C’est une soirée devant la télévision qui m’a donné envie d’aller au Louvre. Patrice Chéreau parlait de son travail de metteur en scène, de réalisateur.
Au Louvre, la salle où sont exposées les œuvres qu’il a choisies est assez petite. On en fait le tour une fois, une seconde fois, et on se laisse accrocher par l’enchaînement de ce qu’on y voit. Un titre : Les visages et les corps. Et ce qui apparaît, c’est la peau, la chair, bien plus qu’un discours ou une suite de concepts. Courbet, avec le portrait de L’homme à la ceinture, fait sortir de l’obscurité le visage et les mains ; les photos de Nan Goldin exposent des épidermes avant, après l’amour ; la vieillesse, celle peinte par Géricault, celle d’un autoportrait de Bonnard, à la carnation grise ou rougissante ; la douleur, le plaisir, l’abandon, qu’il s’agisse d’un Christ mort sur les genoux de Marie ou d’une Vénus offerte à un Mars arrivant en armure. La peau est ce qu’on voit, la peau est ce qui touche, la peau rapproche ou sépare. « La peau du visage est celle qui reste la plus nue, la plus dénuée. La plus nue, bien que d'une nudité décente. La plus dénuée aussi : il y a dans le visage une pauvreté essentielle ; la preuve est qu'on essaie de masquer cette pauvreté en se donnant des poses, une contenance. » (Emmanuel Levinas, Ethique et infini, Fayard, 1982)
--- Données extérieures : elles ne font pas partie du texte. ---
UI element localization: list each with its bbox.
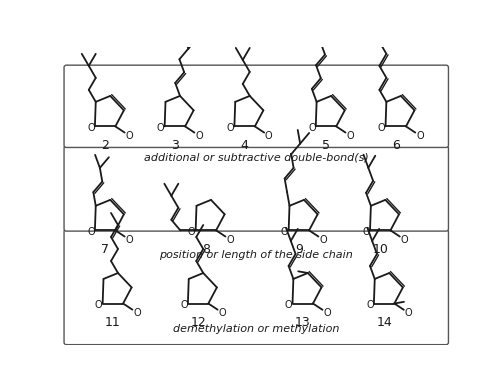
Text: O: O (346, 131, 354, 140)
Text: 11: 11 (105, 316, 121, 329)
Text: O: O (323, 308, 330, 318)
Text: O: O (133, 308, 141, 318)
Text: 5: 5 (322, 139, 330, 152)
Text: O: O (226, 123, 234, 133)
Text: O: O (126, 131, 133, 140)
Text: additional or subtractive double-bond(s): additional or subtractive double-bond(s) (144, 153, 368, 163)
Text: O: O (308, 123, 316, 133)
Text: 2: 2 (101, 139, 109, 152)
Text: 12: 12 (190, 316, 206, 329)
Text: position or length of the side chain: position or length of the side chain (160, 250, 353, 260)
Text: O: O (218, 308, 226, 318)
Text: O: O (416, 131, 424, 140)
Text: O: O (95, 300, 102, 310)
FancyBboxPatch shape (64, 65, 448, 147)
Text: O: O (87, 227, 95, 237)
FancyBboxPatch shape (64, 229, 448, 345)
Text: O: O (180, 300, 188, 310)
Text: O: O (195, 131, 203, 140)
Text: 3: 3 (171, 139, 179, 152)
Text: O: O (404, 308, 412, 318)
Text: 10: 10 (372, 243, 388, 256)
Text: 14: 14 (376, 316, 392, 329)
Text: O: O (226, 235, 234, 244)
Text: O: O (319, 235, 327, 244)
Text: O: O (366, 300, 374, 310)
Text: 7: 7 (101, 243, 109, 256)
Text: 8: 8 (202, 243, 210, 256)
Text: O: O (362, 227, 370, 237)
Text: 13: 13 (295, 316, 310, 329)
Text: O: O (87, 123, 95, 133)
Text: O: O (157, 123, 164, 133)
Text: O: O (400, 235, 408, 244)
Text: O: O (378, 123, 386, 133)
Text: 6: 6 (392, 139, 400, 152)
Text: O: O (285, 300, 292, 310)
Text: O: O (281, 227, 288, 237)
Text: O: O (126, 235, 133, 244)
Text: O: O (265, 131, 272, 140)
Text: O: O (188, 227, 196, 237)
FancyBboxPatch shape (64, 146, 448, 231)
Text: 4: 4 (240, 139, 248, 152)
Text: demethylation or methylation: demethylation or methylation (173, 324, 340, 334)
Text: 9: 9 (295, 243, 303, 256)
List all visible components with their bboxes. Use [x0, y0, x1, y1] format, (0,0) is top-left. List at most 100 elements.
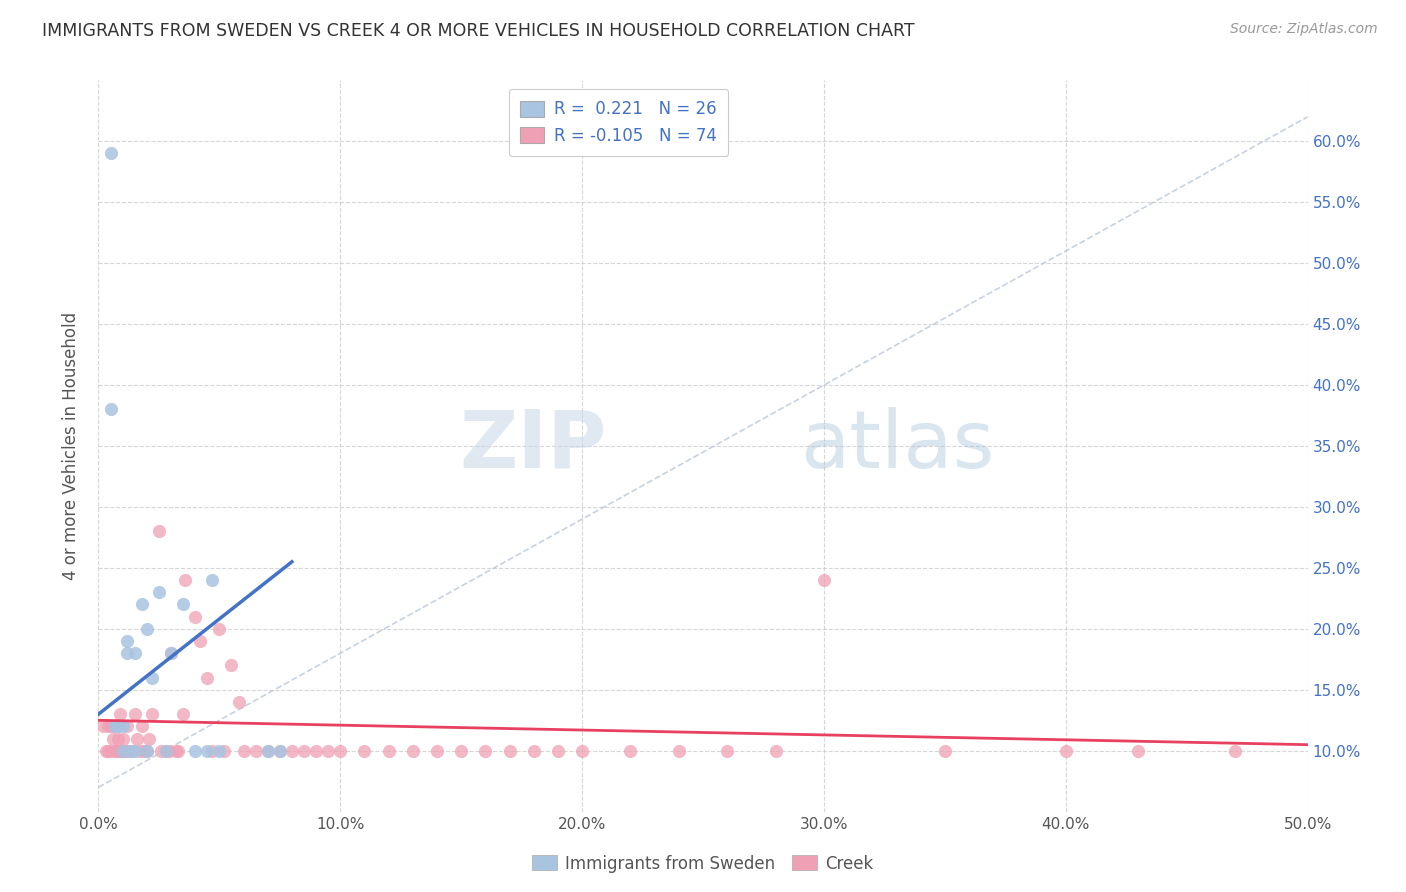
Point — [118, 744, 141, 758]
Point — [316, 744, 339, 758]
Point — [377, 744, 399, 758]
Point — [128, 744, 150, 758]
Point — [135, 744, 157, 758]
Point — [148, 524, 170, 539]
Point — [195, 671, 218, 685]
Point — [100, 719, 122, 733]
Point — [108, 744, 131, 758]
Point — [131, 598, 153, 612]
Point — [498, 744, 520, 758]
Point — [104, 744, 127, 758]
Point — [934, 744, 956, 758]
Point — [619, 744, 641, 758]
Point — [160, 646, 183, 660]
Point — [165, 744, 187, 758]
Point — [1223, 744, 1246, 758]
Point — [100, 146, 122, 161]
Point — [160, 646, 183, 660]
Point — [184, 744, 207, 758]
Point — [91, 719, 114, 733]
Point — [281, 744, 304, 758]
Point — [195, 744, 218, 758]
Point — [813, 573, 835, 587]
Point — [221, 658, 243, 673]
Point — [292, 744, 315, 758]
Point — [155, 744, 177, 758]
Point — [111, 744, 134, 758]
Point — [353, 744, 375, 758]
Point — [101, 731, 124, 746]
Point — [104, 719, 127, 733]
Point — [111, 744, 134, 758]
Point — [571, 744, 593, 758]
Y-axis label: 4 or more Vehicles in Household: 4 or more Vehicles in Household — [62, 312, 80, 580]
Point — [256, 744, 278, 758]
Point — [305, 744, 328, 758]
Point — [104, 719, 127, 733]
Point — [141, 707, 163, 722]
Point — [111, 731, 134, 746]
Point — [269, 744, 291, 758]
Point — [668, 744, 690, 758]
Text: Source: ZipAtlas.com: Source: ZipAtlas.com — [1230, 22, 1378, 37]
Legend: R =  0.221   N = 26, R = -0.105   N = 74: R = 0.221 N = 26, R = -0.105 N = 74 — [509, 88, 728, 156]
Point — [107, 731, 129, 746]
Point — [256, 744, 278, 758]
Point — [148, 585, 170, 599]
Point — [131, 719, 153, 733]
Point — [150, 744, 173, 758]
Point — [269, 744, 291, 758]
Point — [108, 707, 131, 722]
Point — [228, 695, 250, 709]
Point — [201, 744, 224, 758]
Point — [167, 744, 190, 758]
Point — [212, 744, 235, 758]
Point — [426, 744, 449, 758]
Point — [94, 744, 117, 758]
Point — [474, 744, 496, 758]
Point — [1054, 744, 1077, 758]
Point — [450, 744, 472, 758]
Point — [107, 719, 129, 733]
Point — [201, 573, 224, 587]
Point — [138, 731, 160, 746]
Point — [111, 744, 134, 758]
Point — [134, 744, 156, 758]
Point — [97, 719, 120, 733]
Point — [765, 744, 787, 758]
Point — [329, 744, 352, 758]
Point — [124, 744, 146, 758]
Point — [124, 646, 146, 660]
Point — [135, 744, 157, 758]
Point — [157, 744, 180, 758]
Point — [121, 744, 143, 758]
Point — [107, 719, 129, 733]
Point — [118, 744, 141, 758]
Point — [402, 744, 425, 758]
Point — [135, 622, 157, 636]
Point — [124, 707, 146, 722]
Point — [208, 744, 231, 758]
Point — [141, 671, 163, 685]
Text: ZIP: ZIP — [458, 407, 606, 485]
Point — [117, 634, 139, 648]
Point — [172, 598, 194, 612]
Point — [117, 719, 139, 733]
Point — [716, 744, 738, 758]
Point — [172, 707, 194, 722]
Point — [232, 744, 254, 758]
Text: atlas: atlas — [800, 407, 994, 485]
Point — [174, 573, 197, 587]
Point — [245, 744, 267, 758]
Point — [208, 622, 231, 636]
Point — [127, 731, 149, 746]
Text: IMMIGRANTS FROM SWEDEN VS CREEK 4 OR MORE VEHICLES IN HOUSEHOLD CORRELATION CHAR: IMMIGRANTS FROM SWEDEN VS CREEK 4 OR MOR… — [42, 22, 915, 40]
Point — [184, 609, 207, 624]
Point — [155, 744, 177, 758]
Point — [100, 402, 122, 417]
Point — [547, 744, 569, 758]
Point — [117, 646, 139, 660]
Point — [523, 744, 546, 758]
Point — [111, 719, 134, 733]
Point — [114, 744, 136, 758]
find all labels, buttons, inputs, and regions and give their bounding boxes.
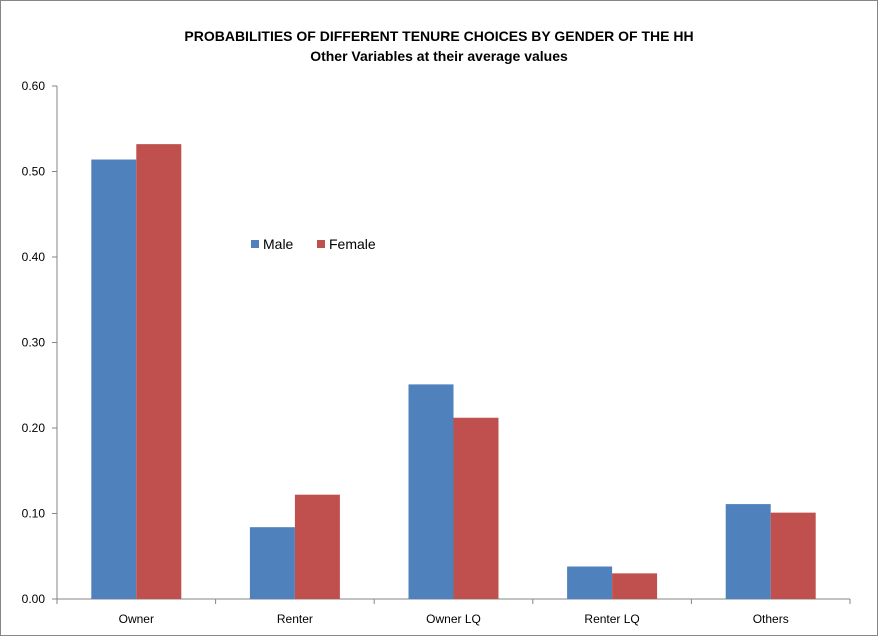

Dans un couloir, près de cette salle, des dessins de théâtre (décors de Patrice Chéreau lui-même ou de son décorateur Richard Peduzzi), des portraits dessinés par son père à l’hôpital de la Salpêtrière, des coupures de presse montrant des hommes et des femmes dans l’actualité mondiale, images qui font notre quotidien et que le metteur en scène garde parce qu’elles racontent beaucoup de la condition humaine. C'est Derrière les images, une façon d'entrer dans une intimité, un secret.
Cette visite donne l’occasion de traverser les salles du Musée, de s’arrêter devant une sculpture, une toile, de se laisser égarer et de chercher son chemin.